Lion gradient optimizer is a novel gradient optimizer discovered by Google Brain in this publication. It works by calculating the gradient update with momentum, then only keeping the sign of the update, and then calculating the final weights update by multiplying the update value by the learning rate.
To compare the performance of my implementation, I wanted to reproduce the experiments from the original publication. In those, AdamW and Lion were trained and evaluated on ImageNet dataset three times and then compared on the resulting classfication accuracies.
However due to limited computational resources I was not able to use ImageNet dataset. ImageNet is a collection of 14 million 224x224 RGB images representing 1000 object classes. Instead I opted for FashionMNIST dataset, consisting of 60 thousand train and 13 thousand test grayscale 28x28 images split into 10 classes, representing various articles of clothing.
In this comparison, ResNet-50 and Vit-B-16 models were compared. These were selected due to their relatively small size, meaning that the experiments could be ran on RTX 4060 GPU.
To ensure fair comparison, I used hyperparameters specified by authors in chapter 5 of the publication. These hyperparameters are the results of extensive hyperparameters tuning, although done on ImageNet dataset and not FashionMNIST. In addition to that, the train and val split is always done with the same random seed to ensure that the datasets are split identically for every run. The weights of the model are also initialized with a common random seed to ensure that the optimizers are performing the same exact optimization task.

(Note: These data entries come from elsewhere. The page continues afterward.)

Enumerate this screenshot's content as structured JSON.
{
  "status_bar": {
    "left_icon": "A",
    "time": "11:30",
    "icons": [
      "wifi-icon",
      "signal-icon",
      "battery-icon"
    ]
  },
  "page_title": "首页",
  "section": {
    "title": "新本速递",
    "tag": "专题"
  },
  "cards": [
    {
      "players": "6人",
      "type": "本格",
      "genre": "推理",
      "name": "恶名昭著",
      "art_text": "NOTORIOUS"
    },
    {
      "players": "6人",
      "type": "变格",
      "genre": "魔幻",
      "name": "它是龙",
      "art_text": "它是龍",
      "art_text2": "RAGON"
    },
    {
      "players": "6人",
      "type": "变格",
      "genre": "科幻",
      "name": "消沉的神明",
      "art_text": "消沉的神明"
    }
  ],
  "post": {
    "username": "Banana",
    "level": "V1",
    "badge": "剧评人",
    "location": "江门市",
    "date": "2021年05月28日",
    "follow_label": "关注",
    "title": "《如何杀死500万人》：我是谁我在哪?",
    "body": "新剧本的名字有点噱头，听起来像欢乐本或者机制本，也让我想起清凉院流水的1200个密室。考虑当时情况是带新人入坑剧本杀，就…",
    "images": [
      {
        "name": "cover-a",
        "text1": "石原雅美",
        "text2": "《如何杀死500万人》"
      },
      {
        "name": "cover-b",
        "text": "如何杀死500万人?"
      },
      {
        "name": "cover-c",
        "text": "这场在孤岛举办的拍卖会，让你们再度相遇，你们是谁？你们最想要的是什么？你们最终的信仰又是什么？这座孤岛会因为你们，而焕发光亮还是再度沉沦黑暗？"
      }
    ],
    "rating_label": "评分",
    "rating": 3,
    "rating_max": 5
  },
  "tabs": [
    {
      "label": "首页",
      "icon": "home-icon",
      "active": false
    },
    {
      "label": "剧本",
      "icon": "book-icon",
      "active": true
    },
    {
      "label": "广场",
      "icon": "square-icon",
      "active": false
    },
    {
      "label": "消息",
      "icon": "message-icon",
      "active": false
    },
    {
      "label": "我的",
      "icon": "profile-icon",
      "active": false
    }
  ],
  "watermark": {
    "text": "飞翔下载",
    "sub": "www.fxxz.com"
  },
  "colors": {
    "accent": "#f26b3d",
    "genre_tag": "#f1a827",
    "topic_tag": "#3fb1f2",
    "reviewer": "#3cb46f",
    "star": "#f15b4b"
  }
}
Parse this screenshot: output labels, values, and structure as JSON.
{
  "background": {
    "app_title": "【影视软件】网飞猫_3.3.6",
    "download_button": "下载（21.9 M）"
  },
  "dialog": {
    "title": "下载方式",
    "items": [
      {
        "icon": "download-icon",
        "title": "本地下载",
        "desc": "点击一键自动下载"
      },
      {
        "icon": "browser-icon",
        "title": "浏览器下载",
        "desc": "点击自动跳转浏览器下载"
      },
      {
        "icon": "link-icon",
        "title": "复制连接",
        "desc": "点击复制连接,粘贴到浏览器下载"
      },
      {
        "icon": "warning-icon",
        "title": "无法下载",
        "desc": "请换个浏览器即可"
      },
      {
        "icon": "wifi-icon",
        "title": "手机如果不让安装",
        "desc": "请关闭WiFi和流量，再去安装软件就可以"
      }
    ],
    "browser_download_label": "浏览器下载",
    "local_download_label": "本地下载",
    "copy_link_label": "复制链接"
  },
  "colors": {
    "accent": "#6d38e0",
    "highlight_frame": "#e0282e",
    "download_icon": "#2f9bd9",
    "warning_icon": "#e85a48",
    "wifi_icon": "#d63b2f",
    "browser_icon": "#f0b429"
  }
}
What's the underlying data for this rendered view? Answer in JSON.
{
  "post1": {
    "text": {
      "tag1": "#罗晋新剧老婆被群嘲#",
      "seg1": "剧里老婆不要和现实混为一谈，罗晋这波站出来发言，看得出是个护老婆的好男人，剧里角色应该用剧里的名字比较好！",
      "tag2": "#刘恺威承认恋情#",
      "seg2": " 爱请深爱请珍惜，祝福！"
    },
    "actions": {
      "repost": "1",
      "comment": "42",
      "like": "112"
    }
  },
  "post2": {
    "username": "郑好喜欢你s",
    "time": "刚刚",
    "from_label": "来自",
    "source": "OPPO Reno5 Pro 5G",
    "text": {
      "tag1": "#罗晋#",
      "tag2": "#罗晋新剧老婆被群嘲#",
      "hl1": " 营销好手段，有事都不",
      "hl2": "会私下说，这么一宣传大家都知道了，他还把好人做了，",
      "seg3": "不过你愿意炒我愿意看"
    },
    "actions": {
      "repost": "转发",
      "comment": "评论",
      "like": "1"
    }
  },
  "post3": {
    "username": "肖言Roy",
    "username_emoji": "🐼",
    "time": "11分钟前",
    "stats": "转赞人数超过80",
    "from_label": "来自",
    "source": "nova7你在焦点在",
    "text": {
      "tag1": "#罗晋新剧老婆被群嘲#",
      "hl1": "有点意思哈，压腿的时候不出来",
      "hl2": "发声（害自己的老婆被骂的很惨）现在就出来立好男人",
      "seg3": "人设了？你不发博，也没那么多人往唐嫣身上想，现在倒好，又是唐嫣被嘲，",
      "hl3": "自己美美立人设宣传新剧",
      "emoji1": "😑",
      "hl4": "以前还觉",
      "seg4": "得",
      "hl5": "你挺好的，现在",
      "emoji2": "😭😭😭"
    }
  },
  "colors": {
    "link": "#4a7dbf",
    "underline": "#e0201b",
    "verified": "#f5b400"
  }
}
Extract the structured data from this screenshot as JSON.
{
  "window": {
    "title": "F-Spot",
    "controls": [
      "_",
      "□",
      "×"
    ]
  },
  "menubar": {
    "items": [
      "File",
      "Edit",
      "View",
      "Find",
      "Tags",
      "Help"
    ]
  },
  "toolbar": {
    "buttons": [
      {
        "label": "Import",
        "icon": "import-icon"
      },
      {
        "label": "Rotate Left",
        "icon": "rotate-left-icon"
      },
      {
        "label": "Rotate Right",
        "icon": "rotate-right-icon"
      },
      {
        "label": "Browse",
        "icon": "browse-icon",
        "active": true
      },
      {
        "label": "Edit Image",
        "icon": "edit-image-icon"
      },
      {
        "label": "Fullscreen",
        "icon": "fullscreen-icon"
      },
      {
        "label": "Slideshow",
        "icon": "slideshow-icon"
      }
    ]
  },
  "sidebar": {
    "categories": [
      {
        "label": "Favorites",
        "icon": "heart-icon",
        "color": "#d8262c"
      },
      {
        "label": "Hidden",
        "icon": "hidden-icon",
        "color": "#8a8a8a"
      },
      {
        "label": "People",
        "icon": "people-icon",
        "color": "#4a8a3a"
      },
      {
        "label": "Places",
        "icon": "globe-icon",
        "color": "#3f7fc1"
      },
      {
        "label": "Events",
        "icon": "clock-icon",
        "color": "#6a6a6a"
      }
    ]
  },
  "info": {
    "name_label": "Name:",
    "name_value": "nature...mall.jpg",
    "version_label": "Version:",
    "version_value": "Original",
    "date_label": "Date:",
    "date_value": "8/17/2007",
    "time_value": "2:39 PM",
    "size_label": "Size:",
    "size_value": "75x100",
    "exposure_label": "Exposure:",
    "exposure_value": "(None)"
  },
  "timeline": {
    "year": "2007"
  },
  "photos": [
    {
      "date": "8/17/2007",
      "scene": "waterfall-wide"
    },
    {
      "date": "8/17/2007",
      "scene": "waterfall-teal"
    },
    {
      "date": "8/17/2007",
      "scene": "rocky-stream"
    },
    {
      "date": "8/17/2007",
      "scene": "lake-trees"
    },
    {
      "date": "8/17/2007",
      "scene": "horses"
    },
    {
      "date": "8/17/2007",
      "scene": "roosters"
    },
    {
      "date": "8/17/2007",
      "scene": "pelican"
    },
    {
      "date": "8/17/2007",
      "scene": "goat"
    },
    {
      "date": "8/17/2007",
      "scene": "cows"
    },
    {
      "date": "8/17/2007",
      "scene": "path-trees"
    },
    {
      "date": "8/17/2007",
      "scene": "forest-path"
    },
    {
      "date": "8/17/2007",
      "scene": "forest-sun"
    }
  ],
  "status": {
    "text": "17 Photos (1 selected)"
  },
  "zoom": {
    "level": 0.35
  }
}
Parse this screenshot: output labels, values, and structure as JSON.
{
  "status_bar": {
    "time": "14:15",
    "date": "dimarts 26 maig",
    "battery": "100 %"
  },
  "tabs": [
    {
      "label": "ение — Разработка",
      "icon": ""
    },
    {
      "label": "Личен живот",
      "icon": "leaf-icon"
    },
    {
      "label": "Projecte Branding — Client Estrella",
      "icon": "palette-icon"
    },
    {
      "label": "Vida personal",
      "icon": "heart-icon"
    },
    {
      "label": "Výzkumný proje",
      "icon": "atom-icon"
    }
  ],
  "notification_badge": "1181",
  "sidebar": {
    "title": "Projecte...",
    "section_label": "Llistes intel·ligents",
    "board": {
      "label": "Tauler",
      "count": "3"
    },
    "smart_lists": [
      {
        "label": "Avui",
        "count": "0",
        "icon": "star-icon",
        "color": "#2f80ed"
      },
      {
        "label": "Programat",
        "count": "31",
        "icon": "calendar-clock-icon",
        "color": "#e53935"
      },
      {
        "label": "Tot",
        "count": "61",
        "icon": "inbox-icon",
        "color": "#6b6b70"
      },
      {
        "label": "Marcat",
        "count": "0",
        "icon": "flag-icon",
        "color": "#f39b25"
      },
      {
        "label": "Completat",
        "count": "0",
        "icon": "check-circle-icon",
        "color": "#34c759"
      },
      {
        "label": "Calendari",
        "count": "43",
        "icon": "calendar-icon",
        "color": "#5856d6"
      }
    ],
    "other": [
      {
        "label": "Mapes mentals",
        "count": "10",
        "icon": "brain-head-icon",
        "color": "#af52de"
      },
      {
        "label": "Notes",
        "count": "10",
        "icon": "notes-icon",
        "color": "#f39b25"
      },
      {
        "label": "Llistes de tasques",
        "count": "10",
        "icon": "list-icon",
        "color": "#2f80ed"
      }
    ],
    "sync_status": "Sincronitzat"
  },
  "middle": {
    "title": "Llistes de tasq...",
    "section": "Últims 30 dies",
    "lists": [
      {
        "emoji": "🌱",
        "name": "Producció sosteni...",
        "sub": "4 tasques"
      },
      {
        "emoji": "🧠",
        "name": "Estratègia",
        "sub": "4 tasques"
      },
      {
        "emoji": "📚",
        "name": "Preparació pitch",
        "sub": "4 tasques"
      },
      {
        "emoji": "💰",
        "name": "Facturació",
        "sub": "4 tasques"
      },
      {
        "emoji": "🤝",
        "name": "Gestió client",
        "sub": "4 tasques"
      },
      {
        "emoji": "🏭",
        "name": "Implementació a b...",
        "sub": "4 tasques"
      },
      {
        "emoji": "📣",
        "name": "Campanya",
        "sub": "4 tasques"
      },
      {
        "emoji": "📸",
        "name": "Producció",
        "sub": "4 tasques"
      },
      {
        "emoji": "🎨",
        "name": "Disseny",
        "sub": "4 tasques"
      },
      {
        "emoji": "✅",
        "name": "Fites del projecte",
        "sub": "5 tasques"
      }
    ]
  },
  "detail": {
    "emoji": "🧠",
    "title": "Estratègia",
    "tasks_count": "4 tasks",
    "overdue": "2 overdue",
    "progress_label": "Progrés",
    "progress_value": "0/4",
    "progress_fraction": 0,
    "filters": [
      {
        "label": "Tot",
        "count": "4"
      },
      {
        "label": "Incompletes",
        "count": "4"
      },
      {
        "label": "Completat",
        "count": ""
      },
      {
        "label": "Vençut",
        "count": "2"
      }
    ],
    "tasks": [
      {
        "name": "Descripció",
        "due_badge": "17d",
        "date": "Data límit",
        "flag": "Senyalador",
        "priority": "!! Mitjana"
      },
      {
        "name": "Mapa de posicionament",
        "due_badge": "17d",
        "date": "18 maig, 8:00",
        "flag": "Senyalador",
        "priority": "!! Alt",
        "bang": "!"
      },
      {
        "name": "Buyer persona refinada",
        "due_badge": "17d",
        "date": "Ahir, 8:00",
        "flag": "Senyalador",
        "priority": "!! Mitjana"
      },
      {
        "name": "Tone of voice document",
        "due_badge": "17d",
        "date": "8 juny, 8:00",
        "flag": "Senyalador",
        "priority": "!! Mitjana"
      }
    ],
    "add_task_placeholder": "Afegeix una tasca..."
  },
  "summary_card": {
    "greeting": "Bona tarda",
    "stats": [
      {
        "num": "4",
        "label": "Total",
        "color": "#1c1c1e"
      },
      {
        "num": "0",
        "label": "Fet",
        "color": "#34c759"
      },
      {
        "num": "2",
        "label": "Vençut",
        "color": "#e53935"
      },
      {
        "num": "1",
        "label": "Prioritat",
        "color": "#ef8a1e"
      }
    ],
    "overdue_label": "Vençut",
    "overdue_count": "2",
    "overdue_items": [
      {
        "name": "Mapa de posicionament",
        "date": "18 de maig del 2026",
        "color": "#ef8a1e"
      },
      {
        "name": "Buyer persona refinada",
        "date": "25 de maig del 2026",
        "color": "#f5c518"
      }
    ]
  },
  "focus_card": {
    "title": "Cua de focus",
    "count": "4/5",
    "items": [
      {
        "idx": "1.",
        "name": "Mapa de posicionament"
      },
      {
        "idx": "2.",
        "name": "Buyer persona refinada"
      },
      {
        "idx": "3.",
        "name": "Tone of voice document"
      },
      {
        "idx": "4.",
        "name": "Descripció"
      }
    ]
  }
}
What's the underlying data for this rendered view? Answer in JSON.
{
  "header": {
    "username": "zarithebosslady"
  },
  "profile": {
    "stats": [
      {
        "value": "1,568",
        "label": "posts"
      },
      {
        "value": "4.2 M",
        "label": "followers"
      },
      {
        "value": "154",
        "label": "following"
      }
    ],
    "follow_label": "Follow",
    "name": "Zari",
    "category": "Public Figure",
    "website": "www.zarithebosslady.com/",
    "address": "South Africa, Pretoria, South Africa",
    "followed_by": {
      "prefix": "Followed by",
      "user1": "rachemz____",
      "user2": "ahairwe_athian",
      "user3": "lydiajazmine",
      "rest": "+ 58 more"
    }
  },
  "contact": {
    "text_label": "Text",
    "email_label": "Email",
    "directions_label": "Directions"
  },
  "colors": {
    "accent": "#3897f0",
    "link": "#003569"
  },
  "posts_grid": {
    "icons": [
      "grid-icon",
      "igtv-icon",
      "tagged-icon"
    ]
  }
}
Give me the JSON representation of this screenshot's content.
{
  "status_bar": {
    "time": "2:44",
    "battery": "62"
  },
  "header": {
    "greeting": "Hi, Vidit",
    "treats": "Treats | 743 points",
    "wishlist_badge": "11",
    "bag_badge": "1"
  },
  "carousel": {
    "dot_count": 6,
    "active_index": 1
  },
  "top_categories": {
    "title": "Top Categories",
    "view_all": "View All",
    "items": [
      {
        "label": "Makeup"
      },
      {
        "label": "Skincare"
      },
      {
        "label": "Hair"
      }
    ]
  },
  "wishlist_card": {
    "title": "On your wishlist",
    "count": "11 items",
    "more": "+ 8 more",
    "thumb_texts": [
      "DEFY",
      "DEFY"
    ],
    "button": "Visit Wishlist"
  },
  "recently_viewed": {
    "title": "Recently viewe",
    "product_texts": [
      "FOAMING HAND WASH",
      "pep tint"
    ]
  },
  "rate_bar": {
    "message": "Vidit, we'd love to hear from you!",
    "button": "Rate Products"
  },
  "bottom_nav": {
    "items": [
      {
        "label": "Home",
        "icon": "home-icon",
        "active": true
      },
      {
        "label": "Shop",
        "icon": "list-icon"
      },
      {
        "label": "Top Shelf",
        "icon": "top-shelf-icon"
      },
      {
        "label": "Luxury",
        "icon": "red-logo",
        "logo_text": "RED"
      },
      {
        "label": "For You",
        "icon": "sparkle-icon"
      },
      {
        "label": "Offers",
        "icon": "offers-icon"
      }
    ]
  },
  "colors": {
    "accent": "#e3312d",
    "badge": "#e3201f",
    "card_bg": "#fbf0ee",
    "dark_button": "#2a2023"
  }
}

Unfortunately, due to limited resources I was able to only run each model-optimizer pair once, which means that the results were not guaranteed to be reliable and statistically significant. To get statistically significant data, I would need to run each model 25 times and perform some sort of statistical tests, like Mann-Whitney U test.
Use python 3.13, then run:
make installRun training
python -m src.scripts.train configs/path/to/config.json
| Model | Optimizer | Config | Test accuracy | Test loss |
|---|---|---|---|---|
| ResNet-50 | AdamW | here | 88.18 | 0.3307 |
| ResNet-50 | Lion | here | 91.84 | 0.2272 |
| Vit-B-16 | AdamW | here | 82.69 | 0.4703 |
| Vit-B-16 | Lion | here | 66.33 | 0.8865 |
Although the results are not statistically reliable, a difference of around 3 percentage points in test accuracy can be observed on ResNet-50 model. This is a much more notable difference than that observed for ResNet-50 on ImageNet, where the difference was around 0.1 percentage point. A reverse result was observed for Vit-B-16, where the training stopped on a low accuracy value. This was due to the usage of an early stopping mechanism. The most propable cause of this low result was ill-fitted hyperparameter set and unfavourable starting weights of the model - in multiple runs of training this result would most likely be an outlier.
- Lion optimizer was successfully reproduced.
- Further experiments are needed to gather statistically significant results.
- Experimenting on models this size requires a lot of computational power.